By Faye Rapoport DesPres


Review of Sex, God, Christmas and Jews, by Gil Mann (On Line Marketing, Inc., 2006).

In 1997, former businessman, Jewish non-profit volunteer and author Gil Mann launched a discussion area of American Online titled “Judaism Today: Where Do I Fit In?” He posted an announcement that he would be collecting any mail he received for possible anonymous publication in a book. The result was an inundation of emails, from Jews and people of different faith backgrounds, posing questions about Judaism, its laws and values, and its relevance in modern life. Mann featured some of the most poignant or thought-provoking emails in an online column along with his own responses, then invited additional feedback from readers.

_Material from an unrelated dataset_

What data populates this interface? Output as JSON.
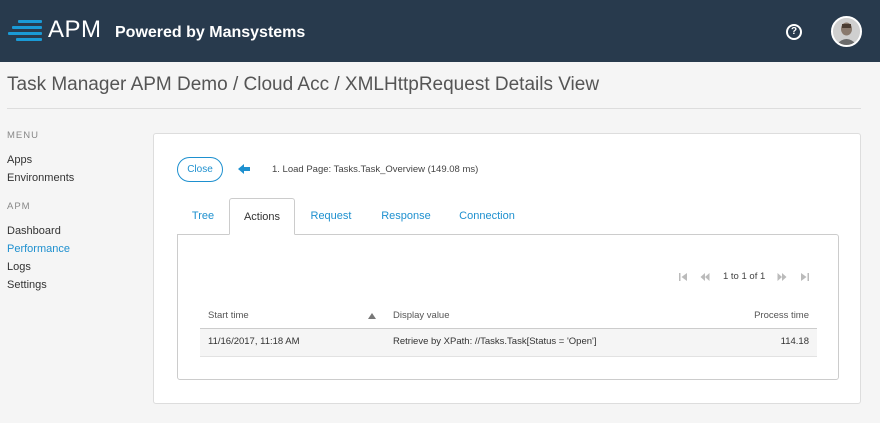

Sex, God, Christmas & Jews is a compilation of many of these emails and responses, organized into chapters on Ethics, Spirituality and Peoplehood and approached from the author’s own Jewish perspective. Anonymous voices in cyberspace ask questions about Jewish customs and religious laws, tell personal stories of confusion, pain and soul-searching or ask pointed questions about the relationship between Jews and non-Jewish individuals and communities. Can Jews donate their organs? Why is circumcision important in Jewish families? How can disenfranchised Jews return to their Jewish roots, or non-Jews interested in converting learn more? All of these questions and many more are examined. As Mann points out, the anonymity of cyberspace often frees individuals to ask questions or reveal feelings that they might not feel comfortable confronting in their daily lives or with their own friends and families.

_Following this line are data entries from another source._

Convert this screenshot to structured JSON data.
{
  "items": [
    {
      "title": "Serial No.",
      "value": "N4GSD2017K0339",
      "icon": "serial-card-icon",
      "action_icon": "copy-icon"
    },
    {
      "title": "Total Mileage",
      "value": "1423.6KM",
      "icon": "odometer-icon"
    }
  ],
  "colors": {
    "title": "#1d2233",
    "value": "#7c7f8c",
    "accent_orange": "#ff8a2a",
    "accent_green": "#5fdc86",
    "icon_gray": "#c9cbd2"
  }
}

An easy and quick read because of its email format and the friendly and conversational tone of Mann’s responses, Sex, God, Christmas & Jews offers value to anyone who has basic questions about Judaism. He focuses especially on the relevance of Jewish customs and community in a modern, largely secular society, often consulting with rabbis to find accurate answers to theological questions. Mann, who does not declare a particular affiliation, expresses a strong attachment instead to the Jewish way of life and stresses the importance of not only its survival, but its ability to thrive in the modern world. Although he does not advocate for a specific level of observance, he stresses that Jewish values, principles and traditions can guide Jewish individuals and families in their daily lives. He also believes that Jewish institutions and organizations must reach out to Jews who feel alienated or rejected by certain traditions or past experiences and who might choose to return to Judaism if they could find new ways to connect.

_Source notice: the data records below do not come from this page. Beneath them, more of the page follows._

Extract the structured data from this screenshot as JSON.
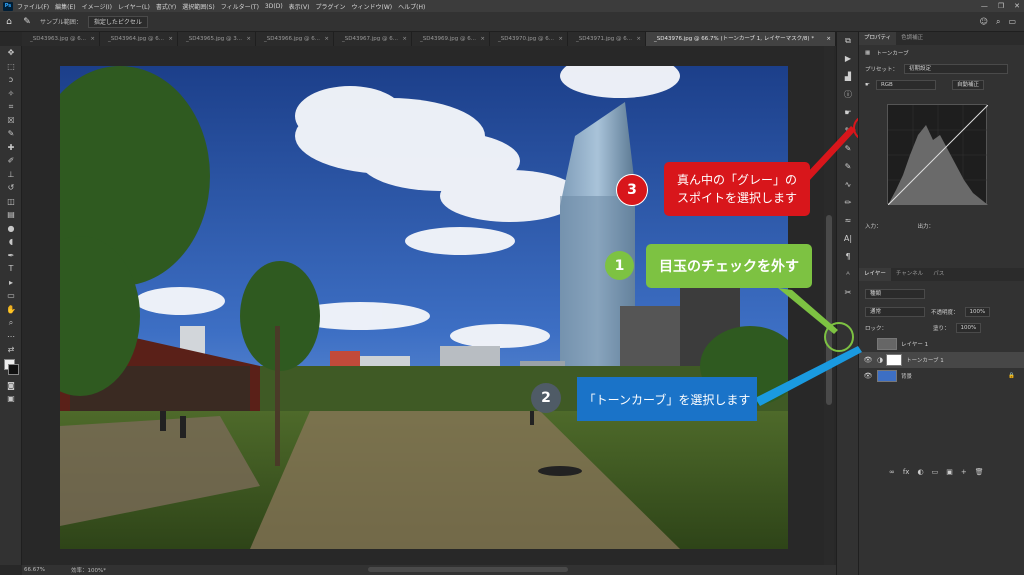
{
  "app": {
    "logo": "Ps"
  },
  "menu": [
    "ファイル(F)",
    "編集(E)",
    "イメージ(I)",
    "レイヤー(L)",
    "書式(Y)",
    "選択範囲(S)",
    "フィルター(T)",
    "3D(D)",
    "表示(V)",
    "プラグイン",
    "ウィンドウ(W)",
    "ヘルプ(H)"
  ],
  "window_controls": {
    "minimize": "—",
    "restore": "❐",
    "close": "✕"
  },
  "options": {
    "sample_label": "サンプル範囲：",
    "sample_value": "指定したピクセル"
  },
  "tabs": [
    {
      "label": "_SD43963.jpg @ 6..."
    },
    {
      "label": "_SD43964.jpg @ 6..."
    },
    {
      "label": "_SD43965.jpg @ 3..."
    },
    {
      "label": "_SD43966.jpg @ 6..."
    },
    {
      "label": "_SD43967.jpg @ 6..."
    },
    {
      "label": "_SD43969.jpg @ 6..."
    },
    {
      "label": "_SD43970.jpg @ 6..."
    },
    {
      "label": "_SD43971.jpg @ 6..."
    },
    {
      "label": "_SD43976.jpg @ 66.7% (トーンカーブ 1, レイヤーマスク/8) *"
    }
  ],
  "tab_close": "×",
  "status": {
    "zoom": "66.67%",
    "efficiency": "効率：100%*"
  },
  "properties": {
    "tabs": [
      "プロパティ",
      "色調補正"
    ],
    "type": "トーンカーブ",
    "preset_label": "プリセット：",
    "preset_value": "初期設定",
    "channel": "RGB",
    "auto_button": "自動補正",
    "input_label": "入力：",
    "output_label": "出力："
  },
  "layers": {
    "tabs": [
      "レイヤー",
      "チャンネル",
      "パス"
    ],
    "filter": "種類",
    "blend": "通常",
    "opacity_label": "不透明度：",
    "opacity_value": "100%",
    "lock_label": "ロック：",
    "fill_label": "塗り：",
    "fill_value": "100%",
    "items": [
      {
        "name": "レイヤー 1"
      },
      {
        "name": "トーンカーブ 1"
      },
      {
        "name": "背景"
      }
    ],
    "bottom_icons": [
      "∞",
      "fx",
      "◐",
      "▭",
      "▣",
      "+",
      "🗑"
    ]
  },
  "annotations": {
    "step1": {
      "num": "1",
      "text": "目玉のチェックを外す"
    },
    "step2": {
      "num": "2",
      "text": "「トーンカーブ」を選択します"
    },
    "step3": {
      "num": "3",
      "line1": "真ん中の「グレー」の",
      "line2": "スポイトを選択します"
    }
  },
  "colors": {
    "green": "#7dc242",
    "blue": "#1a73c8",
    "red": "#d8161b",
    "gray_num": "#4f5b66"
  }
}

For a Jewish partner in an interfaith relationship or family, the book provides an opportunity to explore different perspectives on Jewish laws and customs regarding such issues as maintaining a Jewish home, raising Jewish children, the acceptance of interfaith families by synagogues and community members, or how converts (Mann likes the alternate term “Jews by Choice”) are viewed by many Jews both theologically and in reality. The book also nudges the Jewish reader to do some soul-searching about his or her own heritage, Jewish education and choices about living–or not living–a Jewish-oriented life, and about such current issues as conflicts between the Jewish and African American communities and anti-Semitism in the world today.

For a non-Jewish partner or for young adults growing up in an interfaith home, the book offers insights into Jewish thinking on interfaith marriage and acceptance by Jewish parents and why such perspectives or traditions evolved, as well as more pragmatic questions such as whether or not a Christmas tree is acceptable in a Jewish home.

Although Mann’s views might not always reflect the experience or opinions of the reader, he provides balance by getting opinions from rabbis from different affiliations and including emails that both agree with his responses and offer alternate perspectives. For example he declares: “I still fear anti-semitism, but I do not fear it from the vast majority of Americans.” Yet he also features some heart-breaking emails that reveal anti-semitic behavior in America. Never is one perspective deemed correct over any other, although Mann summarizes his own opinions and suggestions at the end of each chapter.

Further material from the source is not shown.